Twitter test guilts you for retweeting unread articles

Twitter test guilts you for retweeting unread articles
Credit: Twitter

Twitter today revealed it’s testing a feature that would essentially ask the reader if they’d like to read an article before they actually retweet it. It’s doing this as part of a campaign to get people to actually talk about the stuff they retweet — I know, the horror.

The news comes via a tweet from Twitter support, which reveals the prompt is running for Android. It’ll ask the user about reading the article specifically if they haven’t opened it from the link in the tweet. Presumably there’s no way Twitter would know whether you’ve read it elsewhere, though given how much information is available on social media nowadays, it wouldn’t surprise me if it somehow knew anyway. I admit, I find the idea of Twitter essentially guilting its users for not reading what they’re about to retweet very amusing.

Twitter’s been trying several new features that are to ostensibly raise the quality of conversation on the app. It’s tested new features that allow you choose who can reply to you, hide replies you don’t want to see, and also tidied up the interface so it’s easier to follow threaded replies.

Read: Twitter’s relaunching the ‘blue checkmark’ verification process

There might be some legitimate reasons for people to retweet an article without reading it — perhaps you read it on another site and are trying to signal-boost on Twitter. I often retweet stories from the main TNW account without reading them because each story is one I’ve either edited, proofread, or written myself. So it’s not always the case that retweeting an article on Twitter without having opened it means you haven’t read the story.

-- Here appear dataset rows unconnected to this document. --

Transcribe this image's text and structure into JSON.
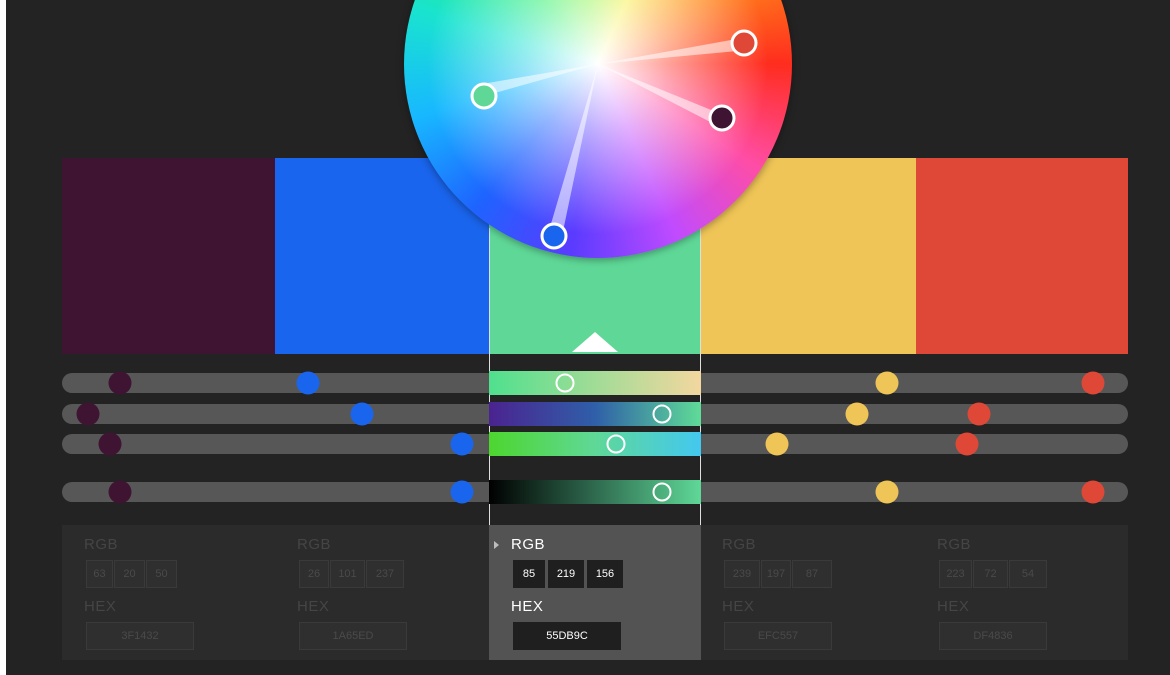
{
  "swatches": [
    {
      "name": "swatch-1",
      "hex": "3F1432",
      "rgb": [
        "63",
        "20",
        "50"
      ],
      "color": "#3f1432"
    },
    {
      "name": "swatch-2",
      "hex": "1A65ED",
      "rgb": [
        "26",
        "101",
        "237"
      ],
      "color": "#1a65ed"
    },
    {
      "name": "swatch-3",
      "hex": "55DB9C",
      "rgb": [
        "85",
        "219",
        "156"
      ],
      "color": "#5fd897"
    },
    {
      "name": "swatch-4",
      "hex": "EFC557",
      "rgb": [
        "239",
        "197",
        "87"
      ],
      "color": "#efc557"
    },
    {
      "name": "swatch-5",
      "hex": "DF4836",
      "rgb": [
        "223",
        "72",
        "54"
      ],
      "color": "#df4836"
    }
  ],
  "selected_index": 2,
  "labels": {
    "rgb": "RGB",
    "hex": "HEX"
  },
  "colors": {
    "background": "#232323",
    "track": "#575757",
    "panel": "#2b2b2b",
    "panel_selected": "#535353"
  },
  "sliders": [
    {
      "row": "slider-1",
      "values": [
        0.055,
        0.232,
        0.48,
        0.78,
        0.97
      ]
    },
    {
      "row": "slider-2",
      "values": [
        0.025,
        0.28,
        0.57,
        0.75,
        0.855
      ]
    },
    {
      "row": "slider-3",
      "values": [
        0.04,
        0.375,
        0.52,
        0.67,
        0.84
      ]
    },
    {
      "row": "slider-4",
      "values": [
        0.055,
        0.375,
        0.57,
        0.78,
        0.97
      ]
    }
  ],
  "icons": {
    "collapse": "caret-right-icon",
    "active_marker": "triangle-up-icon"
  }
}
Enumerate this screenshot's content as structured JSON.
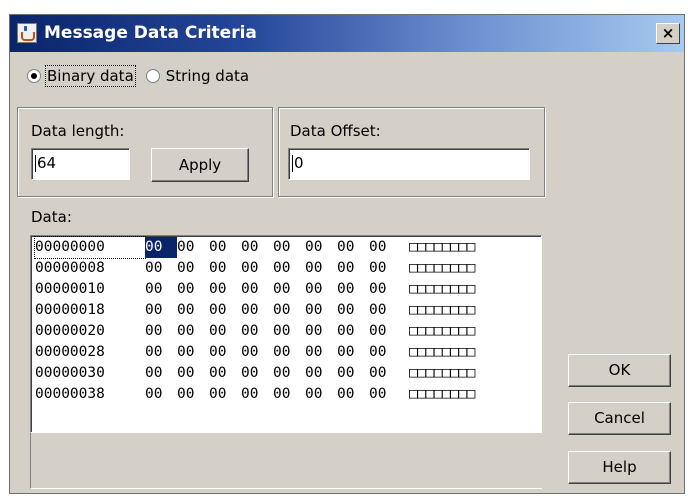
{
  "window": {
    "title": "Message Data Criteria",
    "icon": "java-cup-icon",
    "close_glyph": "×"
  },
  "data_type": {
    "options": [
      {
        "label": "Binary data",
        "selected": true
      },
      {
        "label": "String data",
        "selected": false
      }
    ]
  },
  "length": {
    "label": "Data length:",
    "value": "64",
    "apply_label": "Apply"
  },
  "offset": {
    "label": "Data Offset:",
    "value": "0"
  },
  "data_view": {
    "label": "Data:",
    "rows": [
      {
        "address": "00000000",
        "bytes": [
          "00",
          "00",
          "00",
          "00",
          "00",
          "00",
          "00",
          "00"
        ],
        "ascii": "□□□□□□□□"
      },
      {
        "address": "00000008",
        "bytes": [
          "00",
          "00",
          "00",
          "00",
          "00",
          "00",
          "00",
          "00"
        ],
        "ascii": "□□□□□□□□"
      },
      {
        "address": "00000010",
        "bytes": [
          "00",
          "00",
          "00",
          "00",
          "00",
          "00",
          "00",
          "00"
        ],
        "ascii": "□□□□□□□□"
      },
      {
        "address": "00000018",
        "bytes": [
          "00",
          "00",
          "00",
          "00",
          "00",
          "00",
          "00",
          "00"
        ],
        "ascii": "□□□□□□□□"
      },
      {
        "address": "00000020",
        "bytes": [
          "00",
          "00",
          "00",
          "00",
          "00",
          "00",
          "00",
          "00"
        ],
        "ascii": "□□□□□□□□"
      },
      {
        "address": "00000028",
        "bytes": [
          "00",
          "00",
          "00",
          "00",
          "00",
          "00",
          "00",
          "00"
        ],
        "ascii": "□□□□□□□□"
      },
      {
        "address": "00000030",
        "bytes": [
          "00",
          "00",
          "00",
          "00",
          "00",
          "00",
          "00",
          "00"
        ],
        "ascii": "□□□□□□□□"
      },
      {
        "address": "00000038",
        "bytes": [
          "00",
          "00",
          "00",
          "00",
          "00",
          "00",
          "00",
          "00"
        ],
        "ascii": "□□□□□□□□"
      }
    ]
  },
  "buttons": {
    "ok": "OK",
    "cancel": "Cancel",
    "help": "Help"
  },
  "colors": {
    "title_gradient_start": "#0a246a",
    "title_gradient_end": "#a6caf0",
    "dialog_face": "#d4d0c8",
    "selection": "#0a246a"
  }
}
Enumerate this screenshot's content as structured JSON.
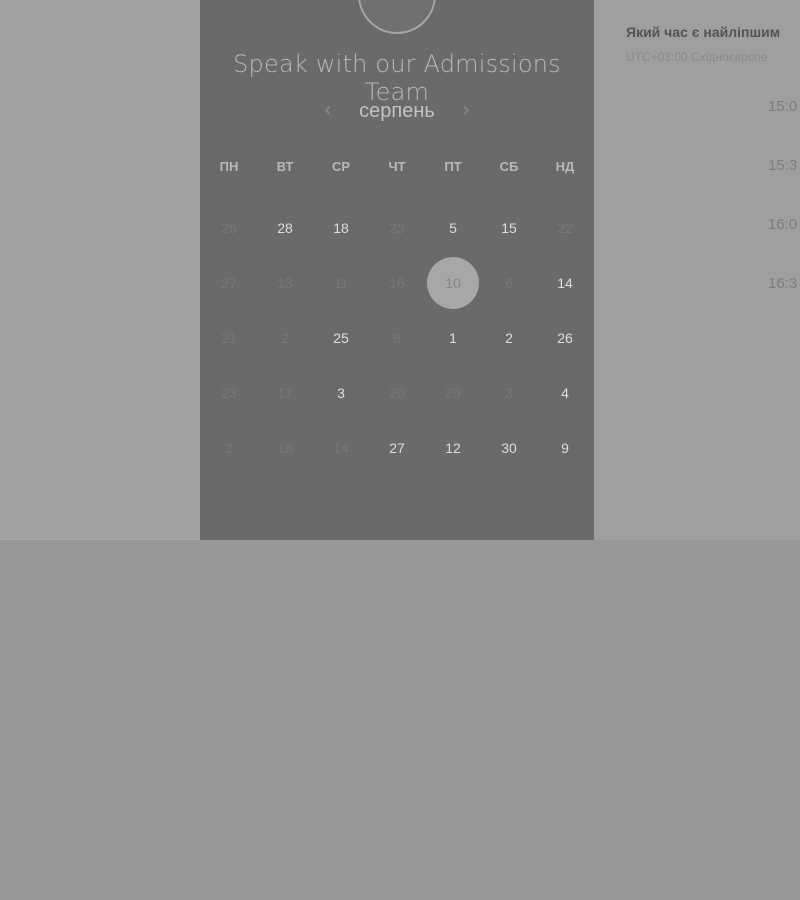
{
  "panel": {
    "avatar_text": "",
    "title": "Speak with our Admissions Team",
    "month": "серпень",
    "prev_icon": "chevron-left-icon",
    "next_icon": "chevron-right-icon"
  },
  "weekdays": [
    "ПН",
    "ВТ",
    "СР",
    "ЧТ",
    "ПТ",
    "СБ",
    "НД"
  ],
  "weeks": [
    [
      {
        "d": "26",
        "s": "dim"
      },
      {
        "d": "28",
        "s": "active"
      },
      {
        "d": "18",
        "s": "active"
      },
      {
        "d": "23",
        "s": "dim"
      },
      {
        "d": "5",
        "s": "active"
      },
      {
        "d": "15",
        "s": "active"
      },
      {
        "d": "22",
        "s": "dim"
      }
    ],
    [
      {
        "d": "27",
        "s": "dim"
      },
      {
        "d": "13",
        "s": "dim"
      },
      {
        "d": "11",
        "s": "dim"
      },
      {
        "d": "16",
        "s": "dim"
      },
      {
        "d": "10",
        "s": "selected"
      },
      {
        "d": "6",
        "s": "dim"
      },
      {
        "d": "14",
        "s": "active"
      }
    ],
    [
      {
        "d": "21",
        "s": "dim"
      },
      {
        "d": "2",
        "s": "dim"
      },
      {
        "d": "25",
        "s": "active"
      },
      {
        "d": "8",
        "s": "dim"
      },
      {
        "d": "1",
        "s": "active"
      },
      {
        "d": "2",
        "s": "active"
      },
      {
        "d": "26",
        "s": "active"
      }
    ],
    [
      {
        "d": "23",
        "s": "dim"
      },
      {
        "d": "17",
        "s": "dim"
      },
      {
        "d": "3",
        "s": "active"
      },
      {
        "d": "20",
        "s": "dim"
      },
      {
        "d": "29",
        "s": "dim"
      },
      {
        "d": "3",
        "s": "dim"
      },
      {
        "d": "4",
        "s": "active"
      }
    ],
    [
      {
        "d": "2",
        "s": "dim"
      },
      {
        "d": "18",
        "s": "dim"
      },
      {
        "d": "14",
        "s": "dim"
      },
      {
        "d": "27",
        "s": "active"
      },
      {
        "d": "12",
        "s": "active"
      },
      {
        "d": "30",
        "s": "active"
      },
      {
        "d": "9",
        "s": "active"
      }
    ]
  ],
  "right": {
    "question": "Який час є найліпшим",
    "timezone": "UTC+03:00 Східноєвропе",
    "slots": [
      "15:0",
      "15:3",
      "16:0",
      "16:3"
    ]
  }
}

But then again, as Twitter product lead Kayvon Beykpour pointed out, retweets help articles to spread, and often users can retweet or help boost the reach of misinformation or harmful conspiracy theories. He adds “This can be powerful but sometimes dangerous, especially if people haven’t read the content they’re spreading.”

This won’t necessarily solve everything — if nothing else, bots are still going to bot. But I can appreciate Twitter encouraging users to do some reading and potentially some critical thinking before they give an article more reach.

The test is currently only running on the U.S.-based Android app, with no word on when, if ever, it’ll be rolled out to iOS or desktop.